Sharing patients' protected health information (PHI) is fine within one hospital or one healthcare system, said Deborah Peel, MD, founder and chair of the Austin-TX-based consumer advocacy organization Patient Privacy Rights. But, she said, most people do not want their information shared outside of their health provider's system. And there's some PHI they don't want to share at all, such as the medications they're taking, especially in fields such as mental health.

Her suggestion is to have an opt-in system that allows patients to choose how they control their information.

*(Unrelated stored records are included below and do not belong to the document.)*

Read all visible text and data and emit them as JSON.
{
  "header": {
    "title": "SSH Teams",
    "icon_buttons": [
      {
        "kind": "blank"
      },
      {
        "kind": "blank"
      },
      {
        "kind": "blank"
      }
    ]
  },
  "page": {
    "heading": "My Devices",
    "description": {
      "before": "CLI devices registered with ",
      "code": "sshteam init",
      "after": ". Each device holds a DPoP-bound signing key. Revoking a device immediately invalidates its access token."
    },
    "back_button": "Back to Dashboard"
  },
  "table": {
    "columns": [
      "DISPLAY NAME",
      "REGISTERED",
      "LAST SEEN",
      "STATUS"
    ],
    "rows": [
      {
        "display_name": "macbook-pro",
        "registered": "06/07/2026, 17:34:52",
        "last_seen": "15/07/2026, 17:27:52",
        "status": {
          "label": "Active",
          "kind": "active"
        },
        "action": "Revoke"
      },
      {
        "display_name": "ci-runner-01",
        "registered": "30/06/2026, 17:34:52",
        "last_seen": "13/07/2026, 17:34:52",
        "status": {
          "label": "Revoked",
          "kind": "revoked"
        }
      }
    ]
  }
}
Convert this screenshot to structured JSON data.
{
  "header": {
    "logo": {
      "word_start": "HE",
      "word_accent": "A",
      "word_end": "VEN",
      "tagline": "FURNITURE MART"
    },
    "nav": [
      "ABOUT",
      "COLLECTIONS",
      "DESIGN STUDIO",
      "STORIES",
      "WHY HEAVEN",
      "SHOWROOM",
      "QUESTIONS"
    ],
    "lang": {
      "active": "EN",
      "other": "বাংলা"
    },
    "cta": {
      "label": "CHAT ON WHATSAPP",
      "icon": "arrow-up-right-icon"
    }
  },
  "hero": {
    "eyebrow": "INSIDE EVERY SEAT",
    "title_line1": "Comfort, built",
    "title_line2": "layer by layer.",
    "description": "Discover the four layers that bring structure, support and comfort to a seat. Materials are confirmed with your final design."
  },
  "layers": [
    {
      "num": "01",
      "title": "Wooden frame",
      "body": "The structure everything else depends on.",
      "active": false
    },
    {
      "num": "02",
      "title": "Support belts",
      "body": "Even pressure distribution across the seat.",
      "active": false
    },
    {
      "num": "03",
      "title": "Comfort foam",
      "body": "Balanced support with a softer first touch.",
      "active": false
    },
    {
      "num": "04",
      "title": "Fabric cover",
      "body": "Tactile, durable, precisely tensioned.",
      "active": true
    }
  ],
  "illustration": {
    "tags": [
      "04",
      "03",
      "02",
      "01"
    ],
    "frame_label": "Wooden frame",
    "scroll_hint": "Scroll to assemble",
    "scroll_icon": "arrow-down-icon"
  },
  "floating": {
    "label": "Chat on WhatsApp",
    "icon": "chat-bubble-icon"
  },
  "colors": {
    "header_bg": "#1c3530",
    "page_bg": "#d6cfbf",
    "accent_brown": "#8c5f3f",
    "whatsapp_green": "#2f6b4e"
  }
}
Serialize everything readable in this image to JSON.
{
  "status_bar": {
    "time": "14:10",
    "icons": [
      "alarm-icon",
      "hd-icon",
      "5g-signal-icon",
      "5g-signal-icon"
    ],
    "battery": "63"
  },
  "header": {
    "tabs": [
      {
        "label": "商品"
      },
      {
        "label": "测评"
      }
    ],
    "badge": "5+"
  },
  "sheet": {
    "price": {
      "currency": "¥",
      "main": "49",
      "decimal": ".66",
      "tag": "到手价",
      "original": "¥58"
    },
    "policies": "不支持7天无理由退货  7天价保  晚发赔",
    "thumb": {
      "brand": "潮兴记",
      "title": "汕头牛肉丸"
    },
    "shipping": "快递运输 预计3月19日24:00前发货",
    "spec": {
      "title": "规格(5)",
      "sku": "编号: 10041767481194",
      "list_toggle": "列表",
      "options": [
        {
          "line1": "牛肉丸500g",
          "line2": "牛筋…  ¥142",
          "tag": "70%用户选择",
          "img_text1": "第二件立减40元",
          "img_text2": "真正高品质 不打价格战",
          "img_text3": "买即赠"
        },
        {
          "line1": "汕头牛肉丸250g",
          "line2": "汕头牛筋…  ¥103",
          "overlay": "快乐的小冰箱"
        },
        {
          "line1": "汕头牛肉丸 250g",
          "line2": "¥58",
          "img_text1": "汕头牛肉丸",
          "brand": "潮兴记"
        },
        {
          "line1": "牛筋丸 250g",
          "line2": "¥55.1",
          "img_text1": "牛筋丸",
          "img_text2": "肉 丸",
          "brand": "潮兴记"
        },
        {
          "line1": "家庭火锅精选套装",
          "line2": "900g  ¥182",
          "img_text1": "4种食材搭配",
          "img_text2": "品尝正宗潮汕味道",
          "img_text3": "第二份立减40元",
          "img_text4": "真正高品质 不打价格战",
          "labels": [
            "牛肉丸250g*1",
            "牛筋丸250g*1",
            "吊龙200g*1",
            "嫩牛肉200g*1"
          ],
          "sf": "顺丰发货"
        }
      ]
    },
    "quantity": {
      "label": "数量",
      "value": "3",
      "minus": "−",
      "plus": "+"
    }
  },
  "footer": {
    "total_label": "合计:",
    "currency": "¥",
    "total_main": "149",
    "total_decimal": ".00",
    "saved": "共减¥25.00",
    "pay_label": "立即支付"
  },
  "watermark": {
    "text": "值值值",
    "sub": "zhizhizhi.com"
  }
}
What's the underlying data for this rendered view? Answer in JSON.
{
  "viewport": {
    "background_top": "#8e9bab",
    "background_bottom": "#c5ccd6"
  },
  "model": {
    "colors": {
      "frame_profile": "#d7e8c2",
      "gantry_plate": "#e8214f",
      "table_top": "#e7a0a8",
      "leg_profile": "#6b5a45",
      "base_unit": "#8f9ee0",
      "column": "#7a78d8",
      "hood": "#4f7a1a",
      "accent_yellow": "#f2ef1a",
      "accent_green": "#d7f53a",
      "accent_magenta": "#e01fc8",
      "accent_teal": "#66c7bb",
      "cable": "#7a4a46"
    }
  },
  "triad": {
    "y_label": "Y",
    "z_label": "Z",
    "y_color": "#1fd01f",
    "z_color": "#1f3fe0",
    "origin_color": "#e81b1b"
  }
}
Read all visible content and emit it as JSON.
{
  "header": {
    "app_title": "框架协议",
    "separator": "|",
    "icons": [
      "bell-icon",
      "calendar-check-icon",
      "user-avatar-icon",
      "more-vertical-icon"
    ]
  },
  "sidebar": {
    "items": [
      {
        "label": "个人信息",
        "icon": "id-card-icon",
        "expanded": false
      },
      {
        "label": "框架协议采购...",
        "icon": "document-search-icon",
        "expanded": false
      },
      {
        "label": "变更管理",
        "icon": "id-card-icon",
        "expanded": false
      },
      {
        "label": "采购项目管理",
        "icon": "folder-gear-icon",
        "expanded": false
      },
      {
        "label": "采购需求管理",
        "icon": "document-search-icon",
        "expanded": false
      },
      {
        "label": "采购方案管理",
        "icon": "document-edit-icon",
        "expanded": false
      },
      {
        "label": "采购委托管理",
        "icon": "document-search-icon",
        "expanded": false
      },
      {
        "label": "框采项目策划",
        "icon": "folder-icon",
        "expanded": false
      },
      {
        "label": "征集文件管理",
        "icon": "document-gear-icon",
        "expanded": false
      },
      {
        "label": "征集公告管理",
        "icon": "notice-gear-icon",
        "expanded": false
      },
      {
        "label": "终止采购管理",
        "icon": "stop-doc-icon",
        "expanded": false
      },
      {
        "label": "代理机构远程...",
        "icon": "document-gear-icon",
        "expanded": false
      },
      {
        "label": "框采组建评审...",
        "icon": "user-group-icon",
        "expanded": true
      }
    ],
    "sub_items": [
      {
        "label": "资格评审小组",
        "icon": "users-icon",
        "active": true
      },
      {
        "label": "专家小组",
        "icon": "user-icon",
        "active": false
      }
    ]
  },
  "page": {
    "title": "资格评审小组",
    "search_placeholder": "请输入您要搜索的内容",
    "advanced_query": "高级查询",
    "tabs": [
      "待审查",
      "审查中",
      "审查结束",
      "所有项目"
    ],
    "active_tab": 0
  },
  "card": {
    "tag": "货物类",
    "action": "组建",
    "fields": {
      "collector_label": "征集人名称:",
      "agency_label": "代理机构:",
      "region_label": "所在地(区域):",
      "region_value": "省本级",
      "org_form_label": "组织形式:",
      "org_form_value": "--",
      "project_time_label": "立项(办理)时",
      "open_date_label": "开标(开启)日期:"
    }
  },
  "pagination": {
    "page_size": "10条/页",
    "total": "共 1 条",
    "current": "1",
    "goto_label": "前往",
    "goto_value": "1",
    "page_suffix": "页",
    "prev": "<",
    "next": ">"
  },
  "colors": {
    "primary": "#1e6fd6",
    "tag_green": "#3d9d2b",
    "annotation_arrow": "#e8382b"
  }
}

For example, they might choose to allow the provider to share their information with other clinicians that the patient approves, but not for medical research. Or they might check off a box that says the provider must contact them before releasing any records.

That's when the grumbling reached its peak.

An audience member from a small rural hospital responded to Peel by saying his staff can't keep up with outgoing calls and can't afford to hire additional staff to call patients whenever they need to access their medical records. Even if they did have the money, the shortage of workers in his area would make it difficult to fill those jobs.

Panelist Elizabeth Johnson, RN, vice president of applied clinical informatics at Tenet Healthcare Corporation, said even a large organization like hers would find it challenging to notify patients before accessing their records. The key is to find the balance between privacy and the need to access information to provide care to patients, said Johnson, also a member of the HIT Standards Committee.

"We reject the balancing idea," Peel countered. If patients fear that their information will not be kept private, they will either lie, refuse to get treatment, or postpone care, she said. "If people don't trust it, they won't come in the door, or they'll come in the door late."

She also criticized single identifiers, saying the public has rejected use of social security numbers as ID for "decades," and adding that there is "no reason" not to get the information from patients at point of care.

"Right," mumbled one audience member. "Because patients never lie."

Other audience members had objections, too. If patients can edit their drug lists or hide information from some physicians but not others, one CIO asked, how do you prevent adverse drug interactions? "We have to give patients Miranda warnings," Peel said. In other words, she said, caregivers must tell patients about the risks of not disclosing all of their health information with all of their doctors.

She also said systems can be set up to catch adverse drug interactions and send the alerts directly to the patient.

I wonder if you can guess the reaction to that statement from those experts in the room who would be in charge of creating such a system. If you guessed grumbles, you'd be wrong—it was really more of a hybrid: a collective groan, sighs of frustration, and a mass rolling of eyes.